Das Böse ist immer und überall: Faith (Lin Shaye) erlebt blutige Momente im Grusel-Film „The Grudge“. Foto: Sony Pictures - Sony Pictures

Grusel-Fans dürfen sich auf ein starkes Kinojahr einstellen: Filme wie „The Grudge“ und „Underwater“, die bereits zum Jahresanfang starten, sind nur der Anfang. Selbst der legendäre „Halloween“-Maskenkiller Michael Myers treibt wieder sein Unwesen.

EsslingenIm April wird sie 30: Die vor allem durch ihren Auftritt als Bella Swan in den Verfilmungen der „Twilight“-Romane bekannt gewordene Kristen Stewart, zu deren Kino-Portfolio Werke wie „Into the Wild“, „Still Alice“ oder „Die irre Heldentour des Billy Lynn“ zählen. In William Eubanks „Underwater – Es ist erwacht“ begibt sich Stewart nun auf ungewohnt gruseliges Terrain. Und dem Kinopublikum steht in diesem Jahr noch mehr Nervenkitzel ins Haus.
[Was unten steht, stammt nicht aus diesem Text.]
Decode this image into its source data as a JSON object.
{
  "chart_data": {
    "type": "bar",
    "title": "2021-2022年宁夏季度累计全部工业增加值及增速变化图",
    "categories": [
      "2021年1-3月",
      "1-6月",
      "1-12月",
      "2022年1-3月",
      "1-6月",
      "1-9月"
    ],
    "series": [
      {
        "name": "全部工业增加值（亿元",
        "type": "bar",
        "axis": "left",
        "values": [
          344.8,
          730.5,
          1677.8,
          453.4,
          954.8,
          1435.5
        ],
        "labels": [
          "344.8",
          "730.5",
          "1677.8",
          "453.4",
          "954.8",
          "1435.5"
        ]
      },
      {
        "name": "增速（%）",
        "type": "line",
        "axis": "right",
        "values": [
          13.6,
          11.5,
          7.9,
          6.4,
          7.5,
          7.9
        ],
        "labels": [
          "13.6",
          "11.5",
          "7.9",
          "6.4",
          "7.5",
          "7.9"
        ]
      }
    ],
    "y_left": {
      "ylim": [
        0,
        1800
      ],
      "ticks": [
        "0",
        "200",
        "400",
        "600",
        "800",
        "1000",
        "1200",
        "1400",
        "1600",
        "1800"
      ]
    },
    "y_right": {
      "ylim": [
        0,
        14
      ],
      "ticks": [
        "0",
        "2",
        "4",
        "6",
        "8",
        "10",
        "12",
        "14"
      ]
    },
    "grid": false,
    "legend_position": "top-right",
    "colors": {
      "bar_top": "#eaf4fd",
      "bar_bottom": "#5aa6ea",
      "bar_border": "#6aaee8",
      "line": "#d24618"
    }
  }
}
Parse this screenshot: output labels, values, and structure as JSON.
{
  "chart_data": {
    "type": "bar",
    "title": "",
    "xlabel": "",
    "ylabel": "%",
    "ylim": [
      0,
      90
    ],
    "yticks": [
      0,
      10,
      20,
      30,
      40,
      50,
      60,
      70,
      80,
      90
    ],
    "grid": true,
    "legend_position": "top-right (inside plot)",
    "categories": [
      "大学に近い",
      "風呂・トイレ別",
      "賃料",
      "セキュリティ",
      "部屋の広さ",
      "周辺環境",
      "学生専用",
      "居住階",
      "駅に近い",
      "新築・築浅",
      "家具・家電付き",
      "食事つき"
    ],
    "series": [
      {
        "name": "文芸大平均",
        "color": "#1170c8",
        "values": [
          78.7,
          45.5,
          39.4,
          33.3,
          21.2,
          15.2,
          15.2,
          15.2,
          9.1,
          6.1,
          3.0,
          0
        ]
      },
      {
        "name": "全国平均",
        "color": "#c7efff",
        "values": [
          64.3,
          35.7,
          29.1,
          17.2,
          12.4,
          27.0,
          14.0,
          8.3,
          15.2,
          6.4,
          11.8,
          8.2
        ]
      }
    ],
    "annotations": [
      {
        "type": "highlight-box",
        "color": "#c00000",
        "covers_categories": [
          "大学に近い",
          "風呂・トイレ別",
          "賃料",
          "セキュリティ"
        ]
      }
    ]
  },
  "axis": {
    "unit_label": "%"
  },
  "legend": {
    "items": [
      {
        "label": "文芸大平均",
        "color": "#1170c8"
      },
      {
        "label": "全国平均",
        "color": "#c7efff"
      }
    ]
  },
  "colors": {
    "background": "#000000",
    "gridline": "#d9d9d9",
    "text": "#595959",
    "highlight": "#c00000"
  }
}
In „Underwater“ geht es um eine Gruppe von Wissenschaftlern, die tief unter Wasser von einem Seebeben heimgesucht wird, das ihre Forschungsstation schwer in Mitleidenschaft zieht und ein unheimliches Wesen zum Leben erweckt. Kristen Stewart verkörpert wie Vincent Cassel eine der Hauptfiguren. „Underwater“ erinnert sowohl von der Geschichte und den Bildern her als auch von der von Kristen Stewart getragenen Wasserstoff-Kurzhaar-Frisur (man denke an Sigourney Weaver) ein wenig an etablierte Grusel-Filmwerke wie „Alien“ oder „The Abyss“. Der 95-Minüter mit einer FSK-Freigabe ab 16 Jahren kommt hierzulande übrigens schon einen Tag vor dem US-Kinostart in die Kinos.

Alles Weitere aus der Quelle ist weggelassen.